夢を見ている。
それは、過去の記憶。
ロマンがまだ若く、修行の為、のちの師となる人物を訪ねた時のこと。
その男は自らの建築物の評価のみで全てのキーエンブレムを授与され、神と崇め奉られるほどの匠であった。
しかし、後継に恵まれず、また、志を持たぬ大工ばかりが跳梁跋扈する今の建築業界にを嘆き、晩年、ラッカランで呑んだくれる底辺の日々を送っていた。
「今の大工はどいつもこいつも大工じゃない。ただの組み立て屋だ」
コロシアムの酒場でハズレくじ券を握り締めては、あたり構わず、くだを巻いていた。
しかしそんな男こそが、自分の夢を叶えるために必要なのだと、何度酒をぶっかけられてもロマンはめげずに男の元に通い続けた。
そして始まった修行の日々。
手始めに、自生するどくけし草とめざめの花を用意させられ、怪しげなバングルを付けてひたすらモンスターと戦わさせられ、三種類の月光の花を集めさせられたあたりで、流石のロマンもイライラがトサカにきた。
適当に無理難題を押し付け、諦めさせようとしていた師と、一昼夜本気で殴り合ったロマン。

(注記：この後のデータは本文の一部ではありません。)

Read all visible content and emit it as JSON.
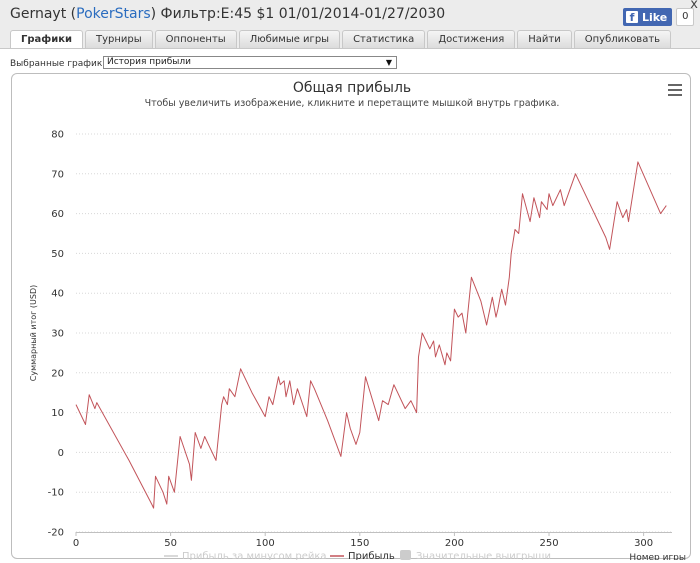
{
  "header": {
    "player": "Gernayt",
    "site": "PokerStars",
    "filter": "Фильтр:E:45 $1 01/01/2014-01/27/2030",
    "like_label": "Like",
    "like_count": "0",
    "close_glyph": "x"
  },
  "tabs": [
    {
      "label": "Графики",
      "active": true
    },
    {
      "label": "Турниры",
      "active": false
    },
    {
      "label": "Оппоненты",
      "active": false
    },
    {
      "label": "Любимые игры",
      "active": false
    },
    {
      "label": "Статистика",
      "active": false
    },
    {
      "label": "Достижения",
      "active": false
    },
    {
      "label": "Найти",
      "active": false
    },
    {
      "label": "Опубликовать",
      "active": false
    }
  ],
  "selector": {
    "label": "Выбранные графики:",
    "value": "История прибыли"
  },
  "colors": {
    "line": "#c2545a",
    "legend_inactive": "#cccccc",
    "title": "#333333",
    "grid": "#d8d8d8"
  },
  "chart_data": {
    "type": "line",
    "title": "Общая прибыль",
    "subtitle": "Чтобы увеличить изображение, кликните и перетащите мышкой внутрь графика.",
    "ylabel": "Суммарный итог (USD)",
    "xlabel": "Номер игры",
    "xlim": [
      0,
      315
    ],
    "ylim": [
      -20,
      80
    ],
    "x_ticks": [
      0,
      50,
      100,
      150,
      200,
      250,
      300
    ],
    "y_ticks": [
      -20,
      -10,
      0,
      10,
      20,
      30,
      40,
      50,
      60,
      70,
      80
    ],
    "grid": "horizontal dotted",
    "legend": [
      {
        "name": "Прибыль за минусом рейка",
        "active": false
      },
      {
        "name": "Прибыль",
        "active": true
      },
      {
        "name": "Значительные выигрыши",
        "active": false
      }
    ],
    "series": [
      {
        "name": "Прибыль",
        "points": [
          [
            0,
            12
          ],
          [
            5,
            7
          ],
          [
            7,
            14.5
          ],
          [
            10,
            11
          ],
          [
            11,
            12.5
          ],
          [
            28,
            -2
          ],
          [
            40,
            -13
          ],
          [
            41,
            -14
          ],
          [
            42,
            -6
          ],
          [
            46,
            -10
          ],
          [
            48,
            -13
          ],
          [
            49,
            -6
          ],
          [
            52,
            -10
          ],
          [
            55,
            4
          ],
          [
            60,
            -3
          ],
          [
            61,
            -7
          ],
          [
            63,
            5
          ],
          [
            66,
            1
          ],
          [
            68,
            4
          ],
          [
            70,
            2
          ],
          [
            74,
            -2
          ],
          [
            77,
            12
          ],
          [
            78,
            14
          ],
          [
            80,
            12
          ],
          [
            81,
            16
          ],
          [
            84,
            14
          ],
          [
            87,
            21
          ],
          [
            93,
            15
          ],
          [
            100,
            9
          ],
          [
            102,
            14
          ],
          [
            104,
            12
          ],
          [
            107,
            19
          ],
          [
            108,
            17
          ],
          [
            110,
            18
          ],
          [
            111,
            14
          ],
          [
            113,
            18
          ],
          [
            115,
            12
          ],
          [
            117,
            16
          ],
          [
            122,
            9
          ],
          [
            124,
            18
          ],
          [
            126,
            16
          ],
          [
            133,
            8
          ],
          [
            140,
            -1
          ],
          [
            143,
            10
          ],
          [
            145,
            6
          ],
          [
            148,
            2
          ],
          [
            150,
            5
          ],
          [
            153,
            19
          ],
          [
            160,
            8
          ],
          [
            162,
            13
          ],
          [
            165,
            12
          ],
          [
            168,
            17
          ],
          [
            174,
            11
          ],
          [
            177,
            13
          ],
          [
            180,
            10
          ],
          [
            181,
            24
          ],
          [
            183,
            30
          ],
          [
            187,
            26
          ],
          [
            189,
            28
          ],
          [
            190,
            24
          ],
          [
            192,
            27
          ],
          [
            195,
            22
          ],
          [
            196,
            25
          ],
          [
            198,
            23
          ],
          [
            200,
            36
          ],
          [
            202,
            34
          ],
          [
            204,
            35
          ],
          [
            206,
            30
          ],
          [
            209,
            44
          ],
          [
            214,
            38
          ],
          [
            217,
            32
          ],
          [
            220,
            39
          ],
          [
            222,
            34
          ],
          [
            223,
            36
          ],
          [
            225,
            41
          ],
          [
            227,
            37
          ],
          [
            229,
            44
          ],
          [
            230,
            50
          ],
          [
            232,
            56
          ],
          [
            234,
            55
          ],
          [
            236,
            65
          ],
          [
            240,
            58
          ],
          [
            242,
            64
          ],
          [
            245,
            59
          ],
          [
            246,
            63
          ],
          [
            249,
            61
          ],
          [
            250,
            65
          ],
          [
            252,
            62
          ],
          [
            256,
            66
          ],
          [
            258,
            62
          ],
          [
            264,
            70
          ],
          [
            280,
            54
          ],
          [
            282,
            51
          ],
          [
            286,
            63
          ],
          [
            289,
            59
          ],
          [
            291,
            61
          ],
          [
            292,
            58
          ],
          [
            297,
            73
          ],
          [
            309,
            60
          ],
          [
            312,
            62
          ]
        ]
      }
    ]
  }
}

精魂付き果て、互いに大の字に倒れ伏した時、師は初めて真剣な口調でロマンに問いかけた。
「…お前、何で大工になりてぇんだ?」
「俺は…」
あの日、あの時、あの満天の星空の下。
初めて他人に打ち明けた己の夢。
それは今でも、ロマンの心の根っこを、どっしりと支えている。
「大棟梁!早く、起きなさ~い!!」
「…あ~クソッ、最悪な夢だったぜ」
夢の中にも遠くから響いてきたテルルの大声が、ロマンの意識を引き戻す。
久方ぶりに思い出した師のしわくちゃな顔を、ぶんぶんと頭を揺すって振り払った。
「どんな状況だ、一体?」
見渡すかぎり草原が拡がっているが、頭上を見上げると、恐らくロマンが突き破った為出来たであろう大きな穴が空にあいている。
穴からのぞくのは周りの青空に反した、漆黒の夜空。
「…一応、電車の中なのか?まったく、寸法やら縮尺やらガン無視しやがって。気に入らねえなぁ、この建築」
商売道具でもあるハンマーを握り締め、振り心地を確かめる様に肩を回す。
「魂だけっても、勝手は生身とあんまり変わらねぇみたいだな」
準備万端、用意が整ったロマンを目掛け、6体のゆめにゅうどうが殺到する。
「おらよ!天下一品、釘打ち無双!!」
頭頂目掛け、大地と垂直に。
師直伝、相手の体幹をしかと捉える正確無比な六連撃が炸裂した。
「寝起きだからって、大棟梁を、ナメるなよ?」
白目をむき、泡を吹いてバランスを崩す6体のゆめにゅうどう。
しかしその体は倒れる前にどろりと形を失い、地面へと溶け込んでいった。
「うお、気色わるっ!?」
「ちょっと大棟梁、目が覚めたなら手伝って!!」
「やれやれ、人使いの荒い…しゃあねぇ、突貫工事でいくぞっ!ただし、手抜きは一切無しだ!妥協もしねぇ!」
再び大きくぐるんぐるんと肩を回すと、テルルたちの周りに残るゆめにゅうどうの群れへと飛びかかるロマンであった。